If nothing else, we can take comfort in knowing a lack of common sense is not a malady solely belonging to the United States. With that in mind, it’s time for this month’s medal winners, plus an honorable mention pick:

Honorable mention

A Washington State Patrol officer pulled over a motorist on Interstate 90 near North Bend in early December 2020 after noticing the vehicle’s “super dim” headlights, patrol spokesman Rick Johnson told CNN.

Closer inspection revealed the unnamed driver had duct-taped flashlights to the front of his vehicle to replace the headlights, which had been damaged in a crash.

Johnson said the unnamed driver also had a suspended license.

“I don’t know of any car manufacturer that duct tapes flashlights to the front of their cars upon sale,” Johnson told a local TV station. “But you know, I guess this is 2020, right?”

Bronze medal

Readers of Radio France Internationale’s website were alarmed shortly before Thanksgiving.

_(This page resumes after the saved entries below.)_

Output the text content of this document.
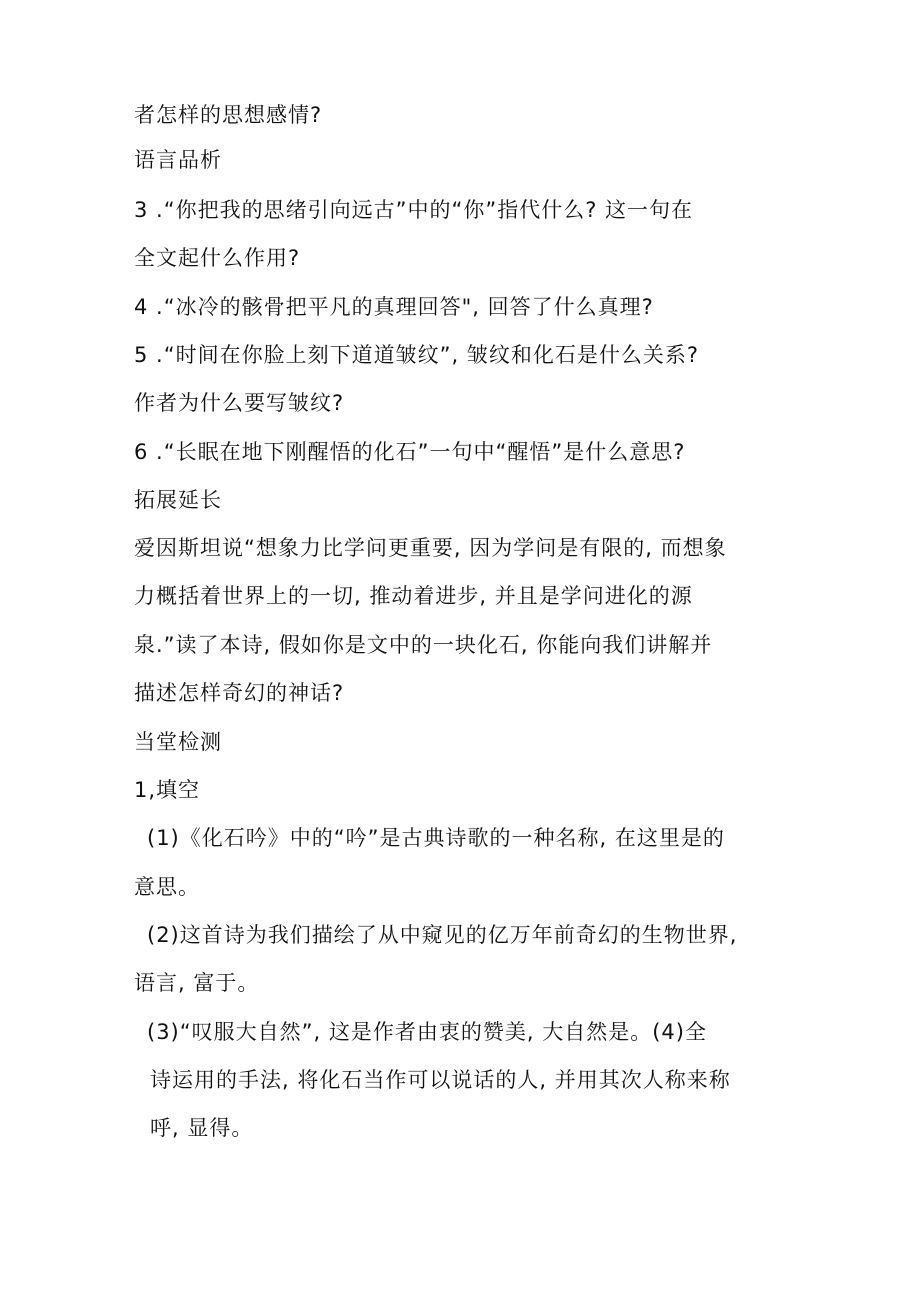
者怎样的思想感情?
语言品析
3 .“你把我的思绪引向远古”中的“你”指代什么? 这一句在
全文起什么作用?
4 .“冰冷的骸骨把平凡的真理回答", 回答了什么真理?
5 .“时间在你脸上刻下道道皱纹”, 皱纹和化石是什么关系?
作者为什么要写皱纹?
6 .“长眠在地下刚醒悟的化石”一句中“醒悟”是什么意思?
拓展延长
爱因斯坦说“想象力比学问更重要, 因为学问是有限的, 而想象
力概括着世界上的一切, 推动着进步, 并且是学问进化的源
泉.”读了本诗, 假如你是文中的一块化石, 你能向我们讲解并
描述怎样奇幻的神话?
当堂检测
1,填空
(1)《化石吟》中的“吟”是古典诗歌的一种名称, 在这里是的
意思。
(2)这首诗为我们描绘了从中窥见的亿万年前奇幻的生物世界,
语言, 富于。
(3)“叹服大自然”, 这是作者由衷的赞美, 大自然是。(4)全
诗运用的手法, 将化石当作可以说话的人, 并用其次人称来称
呼, 显得。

The website reported the passing of dozens of world leaders and celebrities. Obituaries for Queen Elizabeth II, Clint Eastwood, soccer legend Pele and about 100 others were posted and not taken down for a couple of hours.

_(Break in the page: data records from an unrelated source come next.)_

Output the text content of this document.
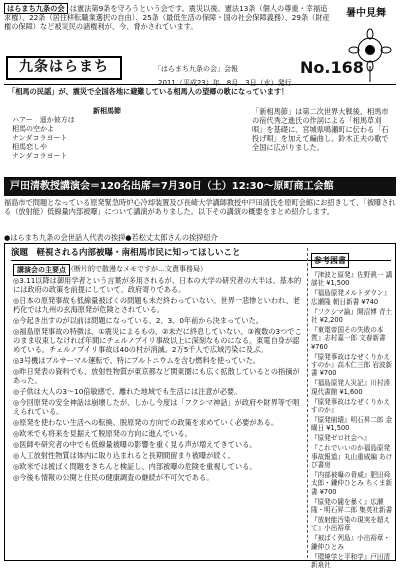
はらまち九条の会 は憲法第9条を守ろうという会です。震災以後、憲法13条（個人の尊重・幸福追求権）、22条（居住移転職業選択の自由）、25条（最低生活の保障・国の社会保障義務）、29条（財産権の保障）など被災民の諸権利が、今、脅かされています。
九条はらまち	「はらまち九条の会」会報	No.168
2011（平成23）年　8月　3日（水）発行
暑中見舞
「相馬の民謡」が、震災で全国各地に避難している相馬人の望郷の歌になっています！
新相馬節
ハアー　遥か彼方は
相馬の空かよ
ナンダコラヨート
相馬恋しや
ナンダコラヨート
「新相馬節」は第二次世界大戦後、相馬市の宿代秀之進氏の作詞による「相馬草刈唄」を基礎に、宮城県鳴瀬町に伝わる「石投げ唄」を加えて編曲し、鈴木正夫の歌で全国に広がりました。
戸田清教授講演会＝120名出席＝7月30日（土）12:30～原町商工会館
福島市で問題となっている原発緊急時炉心冷却装置及び長崎大学講師教授中戸田清氏を原町会館にお招きして、「被曝される（放射能）低線量内部被曝」について講演がありました。以下その講演の概要をまとめ紹介します。
●はらまち九条の会世話人代表の挨拶●若松丈太郎さんの挨拶紹介
演題　軽視される内部被曝・南相馬市民に知ってほしいこと
講演会の主要点 （断片的で散漫なメモですが…文責事務局）

◎3.11以降は御用学者という言葉が多用されるが、日本の大学の研究者の大半は、基本的には政府の政策を前提にしていて、政府寄りである。

◎日本の原発事故も低線量被ばくの問題も未だ終わっていない。世界一悲惨といわれ、老朽化では九州の玄海原発が危険とされている。

◎今起き出すのが以前は問題になっている、2、3、0年前から決まっていた。

◎福島原発事故の特徴は、①震災によるもの、②未だに終息していない、③複数の3つでこのまま収束しなければ年間にチェルノブイリ事故以上に深刻なものになる。東電自身が認めている。チェルノブイリ事故は40の村が消滅。2万5千人で広域汚染に及ぶ。

◎3号機はプルサーマル運転で、特にプルトニウムを含む燃料を使っていた。

◎昨日発表の資料でも、放射性物質が東京都など関東圏にも広く拡散しているとの指摘があった。

◎子供は大人の3～10倍敏感で、離れた地域でも生活には注意が必要。

◎今回原発の安全神話は崩壊したが、しかし今度は「フクシマ神話」が政府や財界等で唱えられている。

◎原発を使わない生活への転換、脱原発の方向での政策を求めていく必要がある。

◎欧米でも将来を見据えて脱原発の方向に進んでいる。

◎医師や研究者の中でも低線量被曝の影響を重く見る声が増えてきている。

◎人工放射性物質は体内に取り込まれると長期間留まり被曝が続く。

◎欧米では被ばく問題をきちんと検証し、内部被曝の危険を重視している。

◎今後も情報の公開と住民の健康調査の継続が不可欠である。

参考図書
『津波と原発』佐野眞一 講談社 ¥1,500
『福島原発メルトダウン』広瀬隆 朝日新書 ¥740
『フクシマ論』開沼博 青土社 ¥2,200
『東電帝国その失敗の本質』志村嘉一郎 文春新書 ¥760
『原発事故はなぜくりかえすのか』高木仁三郎 岩波新書 ¥700
『福島原発人災記』川村湊 現代書館 ¥1,600
『原発事故はなぜくりかえすのか』
『原発崩壊』明石昇二郎 金曜日 ¥1,500
『原発ゼロ社会へ』
『これでいいのか福島原発事故報道』丸山重威編 あけび書房
『内部被曝の脅威』肥田舜太郎・鎌仲ひとみ ちくま新書 ¥700
『原発の闇を暴く』広瀬隆・明石昇二郎 集英社新書
『放射能汚染の現実を超えて』小出裕章
『被ばく列島』小出裕章・鎌仲ひとみ
『環境学と平和学』戸田清 新泉社
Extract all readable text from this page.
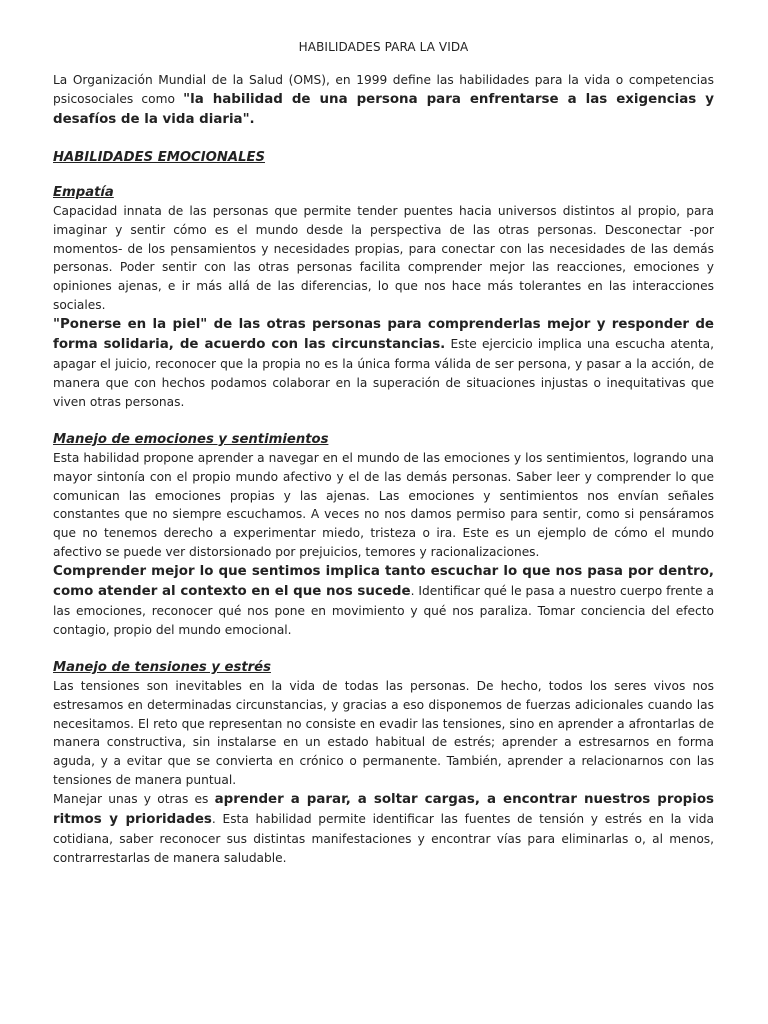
HABILIDADES PARA LA VIDA

La Organización Mundial de la Salud (OMS), en 1999 define las habilidades para la vida o competencias psicosociales como "la habilidad de una persona para enfrentarse a las exigencias y desafíos de la vida diaria".

HABILIDADES EMOCIONALES
Empatía

Capacidad innata de las personas que permite tender puentes hacia universos distintos al propio, para imaginar y sentir cómo es el mundo desde la perspectiva de las otras personas. Desconectar -por momentos- de los pensamientos y necesidades propias, para conectar con las necesidades de las demás personas. Poder sentir con las otras personas facilita comprender mejor las reacciones, emociones y opiniones ajenas, e ir más allá de las diferencias, lo que nos hace más tolerantes en las interacciones sociales.

"Ponerse en la piel" de las otras personas para comprenderlas mejor y responder de forma solidaria, de acuerdo con las circunstancias. Este ejercicio implica una escucha atenta, apagar el juicio, reconocer que la propia no es la única forma válida de ser persona, y pasar a la acción, de manera que con hechos podamos colaborar en la superación de situaciones injustas o inequitativas que viven otras personas.

Manejo de emociones y sentimientos

Esta habilidad propone aprender a navegar en el mundo de las emociones y los sentimientos, logrando una mayor sintonía con el propio mundo afectivo y el de las demás personas. Saber leer y comprender lo que comunican las emociones propias y las ajenas. Las emociones y sentimientos nos envían señales constantes que no siempre escuchamos. A veces no nos damos permiso para sentir, como si pensáramos que no tenemos derecho a experimentar miedo, tristeza o ira. Este es un ejemplo de cómo el mundo afectivo se puede ver distorsionado por prejuicios, temores y racionalizaciones.

Comprender mejor lo que sentimos implica tanto escuchar lo que nos pasa por dentro, como atender al contexto en el que nos sucede. Identificar qué le pasa a nuestro cuerpo frente a las emociones, reconocer qué nos pone en movimiento y qué nos paraliza. Tomar conciencia del efecto contagio, propio del mundo emocional.

Manejo de tensiones y estrés

Las tensiones son inevitables en la vida de todas las personas. De hecho, todos los seres vivos nos estresamos en determinadas circunstancias, y gracias a eso disponemos de fuerzas adicionales cuando las necesitamos. El reto que representan no consiste en evadir las tensiones, sino en aprender a afrontarlas de manera constructiva, sin instalarse en un estado habitual de estrés; aprender a estresarnos en forma aguda, y a evitar que se convierta en crónico o permanente. También, aprender a relacionarnos con las tensiones de manera puntual.

Manejar unas y otras es aprender a parar, a soltar cargas, a encontrar nuestros propios ritmos y prioridades. Esta habilidad permite identificar las fuentes de tensión y estrés en la vida cotidiana, saber reconocer sus distintas manifestaciones y encontrar vías para eliminarlas o, al menos, contrarrestarlas de manera saludable.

The station later issued a statement apologizing to “those concerned” and noted that the prewritten obituaries were accidentally posted when the website was moving the information to a new content management system.


Prewritten obituaries are a common practice among major media outlets. They have the stories ready in case of the sudden or unexpected death of a world-famous personality.

Silver medal

Governmental restrictions tied to the COVID-19 pandemic have been a worldwide problem for businesses, including those in Nottingham, England.

The 400 Rabbits tequila bar in Nottingham recently applied to the local registrar general to be declared a place of worship, namely the Church of the 400 Rabbits. It’s an effort to allow customers back inside the establishment, something that is currently prohibited by local COVID restrictions.

Media outlets report the request is not expected to be approved.

Gold medal

Police constable Simon Read of England’s Cambridgeshire Police has been fired for switching prices on a box of doughnuts.

Read, shopping while on duty and uniformed, allegedly selected a $13 box of Krispy Kreme doughnuts and replaced its barcode with one from the produce section that lowered the price to 9 cents, then went through the self-checkout line.

Authorities ruled the officer’s behavior had “undermined public confidence in the police and that his actions were incompatible with his role as a police officer.”

No word on whether Read was able to keep the doughnuts.